Similarly, when he mused about firing Powell last month, markets were roiled. So instead of trying to remove Powell, Trump has looked for a way to accomplish the same thing. If he replaces Cook, he will have appointed four of the Fed’s seven governors.
“We’ll have a majority very shortly. Once we have a majority, housing is gonna swing and it’s gonna be great,” Trump said Tuesday.
Trump-appointed governors wouldn’t necessarily control the Fed’s decisions immediately, because five of the 12 members of the rate-setting Federal Open Market Committee are presidents of the reserve banks. But the board has authority over those presidents, and could force any or all of them out of office by early next year.
Removing bank presidents would be an unprecedented violation of norms. But Trump has demonstrated repeatedly he is willing to violate norms.
“This is a tail risk more than a base case,” said economist Peter Williams of investment research firm 22V in a note to clients. But it “could have the most impact on policy by potentially removing important dissenting, whether formally or just verbally, voices from the FOMC.”
Once confirmed, Fed governors are in theory free to vote on interest rates as they wish. But by seeking to sack Cook for cause, Trump has signaled that he could do the same for any sitting governor who doesn’t vote as he prefers on interest rates.

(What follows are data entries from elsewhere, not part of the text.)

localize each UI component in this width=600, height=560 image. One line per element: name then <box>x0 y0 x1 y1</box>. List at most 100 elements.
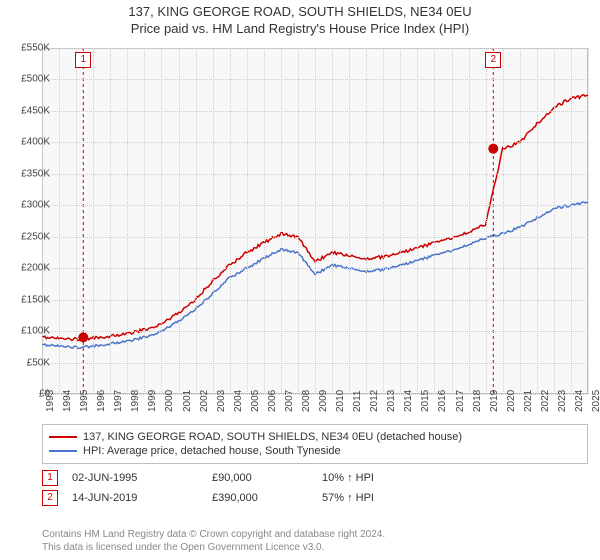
x-axis-label: 2002 <box>199 390 210 412</box>
legend-item-property: 137, KING GEORGE ROAD, SOUTH SHIELDS, NE… <box>49 431 581 443</box>
x-axis-label: 2017 <box>455 390 466 412</box>
x-axis-label: 2012 <box>369 390 380 412</box>
gridline-v <box>571 48 572 394</box>
x-axis-label: 1997 <box>113 390 124 412</box>
y-axis-label: £550K <box>10 43 50 54</box>
x-axis-label: 2019 <box>489 390 500 412</box>
x-axis-label: 1994 <box>62 390 73 412</box>
x-axis-label: 2003 <box>216 390 227 412</box>
x-axis-label: 1993 <box>45 390 56 412</box>
x-axis-label: 2005 <box>250 390 261 412</box>
sale-price-2: £390,000 <box>212 492 322 504</box>
chart-title-line1: 137, KING GEORGE ROAD, SOUTH SHIELDS, NE… <box>0 4 600 19</box>
y-axis-label: £100K <box>10 326 50 337</box>
gridline-v <box>434 48 435 394</box>
gridline-v <box>383 48 384 394</box>
y-axis-label: £50K <box>10 357 50 368</box>
y-axis-label: £0 <box>10 389 50 400</box>
sale-marker-badge-1: 1 <box>42 470 58 486</box>
sale-marker-dot <box>488 144 498 154</box>
x-axis-label: 2018 <box>472 390 483 412</box>
x-axis-label: 1996 <box>96 390 107 412</box>
x-axis-label: 1998 <box>130 390 141 412</box>
x-axis-label: 2008 <box>301 390 312 412</box>
sale-vs-hpi-2: 57% ↑ HPI <box>322 492 422 504</box>
x-axis-label: 2025 <box>591 390 600 412</box>
chart-area: 12 <box>42 48 588 394</box>
gridline-v <box>213 48 214 394</box>
x-axis-label: 2007 <box>284 390 295 412</box>
y-axis-label: £450K <box>10 105 50 116</box>
gridline-v <box>503 48 504 394</box>
x-axis-label: 2011 <box>352 390 363 412</box>
gridline-v <box>144 48 145 394</box>
x-axis-label: 2021 <box>523 390 534 412</box>
attribution: Contains HM Land Registry data © Crown c… <box>42 528 588 554</box>
y-axis-label: £250K <box>10 231 50 242</box>
x-axis-label: 2006 <box>267 390 278 412</box>
sale-marker-badge-2: 2 <box>42 490 58 506</box>
x-axis-label: 2016 <box>437 390 448 412</box>
gridline-v <box>93 48 94 394</box>
gridline-v <box>127 48 128 394</box>
x-axis-label: 2010 <box>335 390 346 412</box>
legend-label-property: 137, KING GEORGE ROAD, SOUTH SHIELDS, NE… <box>83 431 462 443</box>
gridline-v <box>486 48 487 394</box>
x-axis-label: 2013 <box>386 390 397 412</box>
gridline-v <box>315 48 316 394</box>
x-axis-label: 2014 <box>403 390 414 412</box>
x-axis-label: 2001 <box>182 390 193 412</box>
sale-marker-dot <box>78 332 88 342</box>
gridline-v <box>417 48 418 394</box>
gridline-v <box>230 48 231 394</box>
gridline-v <box>469 48 470 394</box>
x-axis-label: 2023 <box>557 390 568 412</box>
sale-marker-badge: 2 <box>485 52 501 68</box>
sale-marker-badge: 1 <box>75 52 91 68</box>
sale-point-row: 2 14-JUN-2019 £390,000 57% ↑ HPI <box>42 488 588 508</box>
x-axis-label: 2024 <box>574 390 585 412</box>
x-axis-label: 2009 <box>318 390 329 412</box>
gridline-v <box>196 48 197 394</box>
legend-item-hpi: HPI: Average price, detached house, Sout… <box>49 445 581 457</box>
gridline-v <box>161 48 162 394</box>
gridline-v <box>247 48 248 394</box>
legend-swatch-hpi <box>49 450 77 452</box>
y-axis-label: £300K <box>10 200 50 211</box>
x-axis-label: 2004 <box>233 390 244 412</box>
legend: 137, KING GEORGE ROAD, SOUTH SHIELDS, NE… <box>42 424 588 464</box>
sale-date-1: 02-JUN-1995 <box>72 472 212 484</box>
gridline-v <box>298 48 299 394</box>
gridline-v <box>179 48 180 394</box>
gridline-v <box>366 48 367 394</box>
gridline-v <box>452 48 453 394</box>
gridline-v <box>588 48 589 394</box>
gridline-v <box>400 48 401 394</box>
y-axis-label: £400K <box>10 137 50 148</box>
y-axis-label: £200K <box>10 263 50 274</box>
sale-price-1: £90,000 <box>212 472 322 484</box>
chart-title-line2: Price paid vs. HM Land Registry's House … <box>0 21 600 36</box>
gridline-v <box>59 48 60 394</box>
sale-date-2: 14-JUN-2019 <box>72 492 212 504</box>
gridline-v <box>110 48 111 394</box>
y-axis-label: £350K <box>10 168 50 179</box>
gridline-v <box>76 48 77 394</box>
gridline-v <box>42 48 43 394</box>
gridline-v <box>349 48 350 394</box>
sale-point-row: 1 02-JUN-1995 £90,000 10% ↑ HPI <box>42 468 588 488</box>
x-axis-label: 2015 <box>420 390 431 412</box>
sale-vs-hpi-1: 10% ↑ HPI <box>322 472 422 484</box>
sale-points-table: 1 02-JUN-1995 £90,000 10% ↑ HPI 2 14-JUN… <box>42 468 588 508</box>
gridline-v <box>537 48 538 394</box>
attribution-line2: This data is licensed under the Open Gov… <box>42 541 588 554</box>
gridline-v <box>281 48 282 394</box>
x-axis-label: 2022 <box>540 390 551 412</box>
x-axis-label: 2020 <box>506 390 517 412</box>
y-axis-label: £500K <box>10 74 50 85</box>
gridline-v <box>264 48 265 394</box>
x-axis-label: 2000 <box>164 390 175 412</box>
x-axis-label: 1999 <box>147 390 158 412</box>
attribution-line1: Contains HM Land Registry data © Crown c… <box>42 528 588 541</box>
y-axis-label: £150K <box>10 294 50 305</box>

If courts rule the president gets to define cause, it would nullify the protection the Supreme Court said Fed governors have. Even if Trump loses, he may well try again, and his next target may choose to change his vote or quit rather than fight.
Trump has also gone to much greater lengths now than in his first term to ensure that his appointees are loyal.
Typically, candidates for the Fed, like candidates for federal judgeships, don’t preview how they will rule once in office. That convention has gone out the window. Trump’s Fed candidates have generally said they think rates should go down even though inflation, at around 3%, is still above the Fed’s 2% target.
Last September while Joe Biden was still president, Stephen Miran, then an investment fund strategist, said it was a mistake for the Fed to cut rates with underlying inflation between 2.5% and 3%. Now chairman of Trump’s Council of Economic Advisers and a candidate for a spot on the Fed and with rates are a full point lower and underlying inflation the same, he has echoed Trump’s criticism that the Fed has been slow to lower rates. He argues Trump’s policies will deliver lower inflation.
Last week David Malpass, a former president of the World Bank who is also under consideration for a spot, wrote in the Journal that the Fed should cut interest rates and anchor itself “in forward-looking, market-based data with a goal of defending the dollar.” But the dollar has fallen steadily this year, which in Malpass’s framework would typically be an argument against cutting rates.
In the short term, inflation will be determined by economic conditions, not the makeup of the Fed. Right now, inflation-protected Treasury bonds see a bump in inflation in the coming year because of tariffs, then returning close to the Fed’s target.
Markets aren’t good at pricing structural shifts in the economy. They didn’t anticipate the high inflation of the 1970s, its collapse in the 1980s under then-Chairman Paul Volcker, the housing and mortgage crisis of 2007-09 or the pandemic inflation of 2021-22. An investor can lose a lot of money betting on something that happens so rarely.
Still, investors might want to prepare for a coming structural shift on inflation. Williams of 22V ticked off the major macroeconomic policies now at work: the highest tariffs since the Great Depression, stimulative fiscal policy, a stagnant labor force, and sustained assaults on the independence of the Fed. “It seems like an environment just right for above-target inflation.”